Colombia is looking to foreign investors to help the country improve its infrastructure after years of ambitious projects that were later abandoned, President Juan Manuel Santos told the Council of the Americas in New York on Thursday.
The country particularly needs to do more “south-south” business with other emerging economies, he told a luncheon audience: “Let’s start trading much more among the economies that are growing at a much higher rate.”
Looking to the developed world, Santos said he has high hopes that a free trade agreement with the European Union, which is in the approval pipeline, will be finalized by the first quarter of next year. He also said he is “optimistic” that the U.S. Congress will greenlight a similar agreement with the U.S. “by the middle of next month.”

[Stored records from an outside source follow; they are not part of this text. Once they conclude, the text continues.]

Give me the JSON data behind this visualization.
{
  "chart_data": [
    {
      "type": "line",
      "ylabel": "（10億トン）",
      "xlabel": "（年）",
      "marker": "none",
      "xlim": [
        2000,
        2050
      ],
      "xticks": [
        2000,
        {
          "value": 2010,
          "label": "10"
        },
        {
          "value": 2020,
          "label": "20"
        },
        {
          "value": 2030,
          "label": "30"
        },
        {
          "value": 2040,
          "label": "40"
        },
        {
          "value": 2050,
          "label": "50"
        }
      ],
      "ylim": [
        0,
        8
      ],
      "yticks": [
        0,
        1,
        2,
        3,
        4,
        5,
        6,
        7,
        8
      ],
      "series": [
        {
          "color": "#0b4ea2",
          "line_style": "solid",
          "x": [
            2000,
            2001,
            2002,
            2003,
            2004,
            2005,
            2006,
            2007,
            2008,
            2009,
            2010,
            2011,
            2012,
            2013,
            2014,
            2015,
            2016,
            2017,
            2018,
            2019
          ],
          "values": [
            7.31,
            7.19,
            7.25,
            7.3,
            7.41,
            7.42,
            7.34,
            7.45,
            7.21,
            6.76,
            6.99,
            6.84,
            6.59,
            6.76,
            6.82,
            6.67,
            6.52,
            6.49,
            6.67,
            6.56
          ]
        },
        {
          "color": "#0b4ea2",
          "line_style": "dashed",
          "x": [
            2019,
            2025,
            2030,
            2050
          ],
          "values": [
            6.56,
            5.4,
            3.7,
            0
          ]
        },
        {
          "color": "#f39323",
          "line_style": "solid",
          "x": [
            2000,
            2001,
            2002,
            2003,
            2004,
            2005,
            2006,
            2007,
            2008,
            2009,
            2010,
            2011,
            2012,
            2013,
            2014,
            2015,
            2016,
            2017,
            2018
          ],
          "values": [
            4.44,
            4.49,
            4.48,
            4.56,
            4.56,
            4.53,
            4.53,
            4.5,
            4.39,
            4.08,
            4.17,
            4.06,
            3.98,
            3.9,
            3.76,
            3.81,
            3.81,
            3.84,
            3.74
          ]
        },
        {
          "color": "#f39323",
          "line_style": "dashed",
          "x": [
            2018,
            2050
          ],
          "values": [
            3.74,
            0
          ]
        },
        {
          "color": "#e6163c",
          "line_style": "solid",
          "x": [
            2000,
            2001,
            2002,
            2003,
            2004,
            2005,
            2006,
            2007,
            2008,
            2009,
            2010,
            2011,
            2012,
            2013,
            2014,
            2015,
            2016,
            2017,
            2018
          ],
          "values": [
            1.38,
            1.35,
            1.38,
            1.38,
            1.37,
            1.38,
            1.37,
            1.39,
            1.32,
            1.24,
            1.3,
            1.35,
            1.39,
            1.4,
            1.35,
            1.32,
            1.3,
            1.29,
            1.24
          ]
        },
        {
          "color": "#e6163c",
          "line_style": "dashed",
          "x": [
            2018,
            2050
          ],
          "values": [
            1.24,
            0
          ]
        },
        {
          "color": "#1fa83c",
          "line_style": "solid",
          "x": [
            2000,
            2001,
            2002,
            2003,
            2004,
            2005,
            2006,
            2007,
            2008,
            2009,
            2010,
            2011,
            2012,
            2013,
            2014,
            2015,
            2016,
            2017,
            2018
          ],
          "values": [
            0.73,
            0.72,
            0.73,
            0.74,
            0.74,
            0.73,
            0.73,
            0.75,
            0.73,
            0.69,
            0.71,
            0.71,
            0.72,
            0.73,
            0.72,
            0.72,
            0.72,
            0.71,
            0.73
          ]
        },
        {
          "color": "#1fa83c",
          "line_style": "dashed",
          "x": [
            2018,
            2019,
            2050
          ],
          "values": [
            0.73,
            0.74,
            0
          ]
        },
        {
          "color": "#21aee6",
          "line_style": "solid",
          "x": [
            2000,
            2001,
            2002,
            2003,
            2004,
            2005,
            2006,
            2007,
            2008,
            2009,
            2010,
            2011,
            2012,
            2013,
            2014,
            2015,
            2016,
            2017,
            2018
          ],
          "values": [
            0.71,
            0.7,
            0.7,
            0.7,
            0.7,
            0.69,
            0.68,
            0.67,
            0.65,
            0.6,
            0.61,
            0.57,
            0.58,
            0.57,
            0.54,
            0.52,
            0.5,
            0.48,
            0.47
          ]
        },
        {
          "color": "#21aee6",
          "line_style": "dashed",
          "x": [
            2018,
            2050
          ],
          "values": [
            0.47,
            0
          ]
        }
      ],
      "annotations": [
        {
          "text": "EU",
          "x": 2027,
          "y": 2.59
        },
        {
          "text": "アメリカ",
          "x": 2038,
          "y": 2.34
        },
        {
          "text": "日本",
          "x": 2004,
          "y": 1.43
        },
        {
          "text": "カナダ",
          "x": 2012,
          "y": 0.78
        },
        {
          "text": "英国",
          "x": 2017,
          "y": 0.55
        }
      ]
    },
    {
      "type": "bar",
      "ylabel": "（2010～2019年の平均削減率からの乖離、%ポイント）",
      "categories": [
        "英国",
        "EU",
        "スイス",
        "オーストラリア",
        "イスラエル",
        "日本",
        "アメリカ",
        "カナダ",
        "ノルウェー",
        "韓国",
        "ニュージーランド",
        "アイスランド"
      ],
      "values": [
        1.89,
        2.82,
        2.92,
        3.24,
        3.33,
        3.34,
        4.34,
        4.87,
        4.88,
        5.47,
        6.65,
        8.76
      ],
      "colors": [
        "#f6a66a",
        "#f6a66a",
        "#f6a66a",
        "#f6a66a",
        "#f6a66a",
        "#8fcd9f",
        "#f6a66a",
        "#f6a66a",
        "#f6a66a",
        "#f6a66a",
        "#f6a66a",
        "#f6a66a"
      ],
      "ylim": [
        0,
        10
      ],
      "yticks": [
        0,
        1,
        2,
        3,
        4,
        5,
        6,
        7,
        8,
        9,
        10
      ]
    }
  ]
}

The president pointed to new free trade agreements with Canada and Switzerland as examples of the kind of linkages his country needs. Colombia is also readying more partnerships, including tightening ties to Japan and Korea, with which he met last week, he said.
Santos, in town for the U.N. General Assembly meeting, pointed to several achievements during his first year in office, including constitutional reforms that aim to improve the country’s fiscal profile and an anti-corruption law. As a reward, he said, Colombia saw its credit ratings upgraded and carried out its largest-ever bond issue.
A debt swap carried out earlier this week, he said, was twelve times oversubscribed, indicating a high demand for Colombian paper.
The Colombian economy posted a strong second quarter performance, expanding 5.2% from a year earlier, government figures released Thursday showed. Although slightly lower than market expectations, that represents the highest quarterly economic expansion in three years, led by the key oil and mining sector, which expanded 10.3% in the quarter.